Since then, it continues to be a huge debate in the field of sexology and sexual medicine. There are many experts that believe the G-spot is the female prostate and, when stimulated to orgasm, may lead to a discharge of fluid known as ‘female ejaculation’. Some experts believe it is a thinning area of the vaginal wall and that you are actually rubbing the wall of the urethra. Other experts believe the G-Spot is a myth and that it simply does not exist.
However, it’s important to remember, there’s no real evidence currently that the G-Spot exists in all women. Thus, many of us in the sexology field refer to it as an erogenous zone that some women find arousing when stimulated rather than an actual spot that exists in all women. So, when you think of it as an erogenous zone, some women will love it and find it extremely pleasurable, some will think it’s just okay and some will not like that zone stimulated at all.

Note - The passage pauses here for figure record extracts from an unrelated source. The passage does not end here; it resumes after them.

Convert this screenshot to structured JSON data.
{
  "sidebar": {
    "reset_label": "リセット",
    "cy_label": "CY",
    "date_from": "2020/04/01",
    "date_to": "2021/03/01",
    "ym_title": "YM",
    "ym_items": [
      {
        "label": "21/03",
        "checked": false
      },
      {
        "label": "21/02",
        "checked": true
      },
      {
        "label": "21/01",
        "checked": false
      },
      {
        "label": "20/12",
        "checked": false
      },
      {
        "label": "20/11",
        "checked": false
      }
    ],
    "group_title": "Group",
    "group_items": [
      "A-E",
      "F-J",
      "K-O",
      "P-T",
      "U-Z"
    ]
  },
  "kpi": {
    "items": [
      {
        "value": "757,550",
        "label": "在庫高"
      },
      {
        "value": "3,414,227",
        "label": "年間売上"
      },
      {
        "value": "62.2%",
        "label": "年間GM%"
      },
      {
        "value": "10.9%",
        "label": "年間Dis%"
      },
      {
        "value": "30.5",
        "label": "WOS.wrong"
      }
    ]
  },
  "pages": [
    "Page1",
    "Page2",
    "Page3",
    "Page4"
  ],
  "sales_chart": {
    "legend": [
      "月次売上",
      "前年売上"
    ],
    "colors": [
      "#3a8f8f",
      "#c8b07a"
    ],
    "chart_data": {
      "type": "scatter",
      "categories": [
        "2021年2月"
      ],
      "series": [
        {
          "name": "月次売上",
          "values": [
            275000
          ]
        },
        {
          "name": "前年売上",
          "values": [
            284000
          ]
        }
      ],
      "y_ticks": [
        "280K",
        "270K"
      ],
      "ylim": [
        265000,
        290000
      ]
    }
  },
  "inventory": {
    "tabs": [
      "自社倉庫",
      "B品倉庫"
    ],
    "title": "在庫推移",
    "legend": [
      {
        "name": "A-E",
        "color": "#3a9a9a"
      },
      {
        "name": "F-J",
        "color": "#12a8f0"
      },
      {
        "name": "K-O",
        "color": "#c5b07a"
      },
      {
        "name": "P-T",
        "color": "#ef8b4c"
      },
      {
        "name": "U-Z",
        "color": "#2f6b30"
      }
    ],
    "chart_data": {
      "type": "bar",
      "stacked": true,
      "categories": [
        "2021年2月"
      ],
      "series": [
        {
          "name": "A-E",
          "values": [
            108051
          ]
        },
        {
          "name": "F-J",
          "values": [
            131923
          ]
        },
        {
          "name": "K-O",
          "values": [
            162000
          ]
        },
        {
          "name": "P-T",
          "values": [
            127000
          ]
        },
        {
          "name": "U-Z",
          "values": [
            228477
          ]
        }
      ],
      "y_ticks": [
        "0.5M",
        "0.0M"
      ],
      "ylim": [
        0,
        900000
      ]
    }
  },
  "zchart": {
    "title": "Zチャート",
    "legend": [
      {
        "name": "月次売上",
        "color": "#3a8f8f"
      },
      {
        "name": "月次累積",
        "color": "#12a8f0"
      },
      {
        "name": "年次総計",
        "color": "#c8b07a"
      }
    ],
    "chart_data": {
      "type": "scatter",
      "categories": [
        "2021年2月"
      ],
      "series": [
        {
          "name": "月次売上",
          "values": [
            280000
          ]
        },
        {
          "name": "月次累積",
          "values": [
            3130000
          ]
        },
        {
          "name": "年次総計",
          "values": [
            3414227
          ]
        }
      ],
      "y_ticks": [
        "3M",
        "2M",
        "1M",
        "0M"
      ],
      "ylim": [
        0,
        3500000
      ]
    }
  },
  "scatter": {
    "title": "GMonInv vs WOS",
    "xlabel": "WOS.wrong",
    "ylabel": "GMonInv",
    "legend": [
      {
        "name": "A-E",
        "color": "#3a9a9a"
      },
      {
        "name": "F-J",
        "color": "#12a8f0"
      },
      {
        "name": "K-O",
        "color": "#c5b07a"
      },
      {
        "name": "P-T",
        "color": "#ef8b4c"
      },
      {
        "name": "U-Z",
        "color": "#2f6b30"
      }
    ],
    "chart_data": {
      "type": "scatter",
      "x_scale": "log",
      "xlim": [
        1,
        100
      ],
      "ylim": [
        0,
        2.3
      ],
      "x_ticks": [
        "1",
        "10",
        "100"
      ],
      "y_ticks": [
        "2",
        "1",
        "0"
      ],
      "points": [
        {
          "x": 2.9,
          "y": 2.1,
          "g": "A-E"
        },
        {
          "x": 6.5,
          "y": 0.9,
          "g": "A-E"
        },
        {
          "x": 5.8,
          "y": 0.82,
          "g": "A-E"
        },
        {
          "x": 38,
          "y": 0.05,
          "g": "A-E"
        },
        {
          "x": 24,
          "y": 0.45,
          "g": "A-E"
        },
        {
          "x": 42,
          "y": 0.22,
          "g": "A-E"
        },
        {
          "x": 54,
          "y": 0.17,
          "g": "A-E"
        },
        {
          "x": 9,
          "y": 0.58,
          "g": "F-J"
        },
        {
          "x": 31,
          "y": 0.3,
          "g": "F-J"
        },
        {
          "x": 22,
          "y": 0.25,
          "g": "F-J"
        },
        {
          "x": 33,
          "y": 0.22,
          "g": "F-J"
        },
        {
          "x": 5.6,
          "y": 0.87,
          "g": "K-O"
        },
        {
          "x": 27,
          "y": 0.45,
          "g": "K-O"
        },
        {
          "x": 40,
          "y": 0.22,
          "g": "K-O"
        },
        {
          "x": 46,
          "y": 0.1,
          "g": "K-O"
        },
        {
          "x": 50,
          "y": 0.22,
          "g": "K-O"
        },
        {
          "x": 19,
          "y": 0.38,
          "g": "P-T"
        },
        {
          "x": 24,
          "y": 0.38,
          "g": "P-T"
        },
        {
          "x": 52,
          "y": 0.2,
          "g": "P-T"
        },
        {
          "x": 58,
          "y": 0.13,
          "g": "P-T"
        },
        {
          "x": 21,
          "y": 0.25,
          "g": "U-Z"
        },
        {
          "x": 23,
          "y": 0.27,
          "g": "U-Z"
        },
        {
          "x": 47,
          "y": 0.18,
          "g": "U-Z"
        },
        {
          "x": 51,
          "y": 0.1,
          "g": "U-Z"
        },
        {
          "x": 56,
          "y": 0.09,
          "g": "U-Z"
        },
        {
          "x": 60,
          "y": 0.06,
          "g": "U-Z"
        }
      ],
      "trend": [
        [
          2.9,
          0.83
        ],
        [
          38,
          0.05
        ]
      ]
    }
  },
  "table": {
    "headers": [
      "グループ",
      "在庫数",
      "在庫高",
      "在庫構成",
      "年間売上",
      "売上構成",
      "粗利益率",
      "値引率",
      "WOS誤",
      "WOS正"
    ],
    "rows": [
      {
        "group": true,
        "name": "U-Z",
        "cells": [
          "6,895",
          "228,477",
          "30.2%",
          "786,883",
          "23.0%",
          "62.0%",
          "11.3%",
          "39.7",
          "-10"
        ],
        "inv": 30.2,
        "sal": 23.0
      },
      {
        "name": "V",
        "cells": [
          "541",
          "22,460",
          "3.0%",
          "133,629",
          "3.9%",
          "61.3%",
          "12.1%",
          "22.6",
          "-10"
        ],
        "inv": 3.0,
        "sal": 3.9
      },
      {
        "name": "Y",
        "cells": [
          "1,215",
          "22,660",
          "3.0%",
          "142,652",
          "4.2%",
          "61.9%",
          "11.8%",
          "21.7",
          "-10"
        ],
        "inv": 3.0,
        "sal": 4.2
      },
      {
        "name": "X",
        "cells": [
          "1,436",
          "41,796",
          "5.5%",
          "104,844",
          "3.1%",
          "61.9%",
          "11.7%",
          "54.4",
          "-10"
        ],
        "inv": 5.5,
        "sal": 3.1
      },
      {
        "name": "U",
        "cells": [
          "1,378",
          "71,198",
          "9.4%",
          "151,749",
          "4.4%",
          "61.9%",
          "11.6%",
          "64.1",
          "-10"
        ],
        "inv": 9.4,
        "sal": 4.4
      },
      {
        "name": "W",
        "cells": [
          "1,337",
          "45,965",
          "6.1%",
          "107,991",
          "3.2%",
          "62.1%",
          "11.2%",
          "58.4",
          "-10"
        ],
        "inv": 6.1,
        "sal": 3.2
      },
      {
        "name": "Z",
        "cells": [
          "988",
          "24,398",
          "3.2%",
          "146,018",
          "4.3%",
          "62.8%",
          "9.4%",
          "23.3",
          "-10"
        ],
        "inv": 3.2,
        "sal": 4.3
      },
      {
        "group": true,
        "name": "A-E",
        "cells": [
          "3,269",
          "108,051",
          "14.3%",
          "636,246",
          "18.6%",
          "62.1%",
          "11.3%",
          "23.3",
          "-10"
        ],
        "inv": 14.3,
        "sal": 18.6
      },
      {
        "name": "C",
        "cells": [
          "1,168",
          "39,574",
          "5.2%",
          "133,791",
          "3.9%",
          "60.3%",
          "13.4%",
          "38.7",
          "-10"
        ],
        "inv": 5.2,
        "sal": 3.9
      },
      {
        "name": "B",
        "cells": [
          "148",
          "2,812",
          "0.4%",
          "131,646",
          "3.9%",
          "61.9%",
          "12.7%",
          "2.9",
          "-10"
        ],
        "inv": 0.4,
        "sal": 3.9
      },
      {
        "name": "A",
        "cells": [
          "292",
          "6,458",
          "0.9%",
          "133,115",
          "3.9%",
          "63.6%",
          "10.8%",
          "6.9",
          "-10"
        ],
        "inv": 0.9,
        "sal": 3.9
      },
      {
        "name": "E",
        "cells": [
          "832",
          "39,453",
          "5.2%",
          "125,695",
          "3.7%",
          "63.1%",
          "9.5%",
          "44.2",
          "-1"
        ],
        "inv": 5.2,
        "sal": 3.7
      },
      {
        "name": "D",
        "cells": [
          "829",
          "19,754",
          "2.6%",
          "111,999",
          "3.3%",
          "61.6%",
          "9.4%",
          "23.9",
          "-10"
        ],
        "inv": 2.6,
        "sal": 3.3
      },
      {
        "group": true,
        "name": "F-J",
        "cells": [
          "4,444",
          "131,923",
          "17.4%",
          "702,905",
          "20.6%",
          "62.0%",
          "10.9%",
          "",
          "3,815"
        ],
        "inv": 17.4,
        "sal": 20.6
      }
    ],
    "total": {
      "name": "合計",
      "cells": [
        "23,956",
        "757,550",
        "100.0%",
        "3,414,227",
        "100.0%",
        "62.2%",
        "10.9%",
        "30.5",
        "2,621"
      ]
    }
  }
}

In fact, some women actually report feeling like they have to urinate instead of experiencing pleasure.
If you want to try to locate your G-Spot, lie on your back and relax. Spread your legs and bend your knees, so your vagina is open and accessible. With your palm facing up, insert two fingers into your vagina. You want to make a ‘beckoning’ movement and press your fingertips against the center of the upper vaginal wall. Continue to rub that area and if you have the right zone, you will immediately experience a desire to pee. This sensation should pass and soon, if this is a pleasurable erogenous zone for you, you will start to experience pleasure.
However, every women is different, thus it’s important to remember there is absolutely nothing wrong with you if you can’t find your G-Spot or experience pleasure from it. Focus, instead on the erogenous zones that do provide you pleasure and have fun!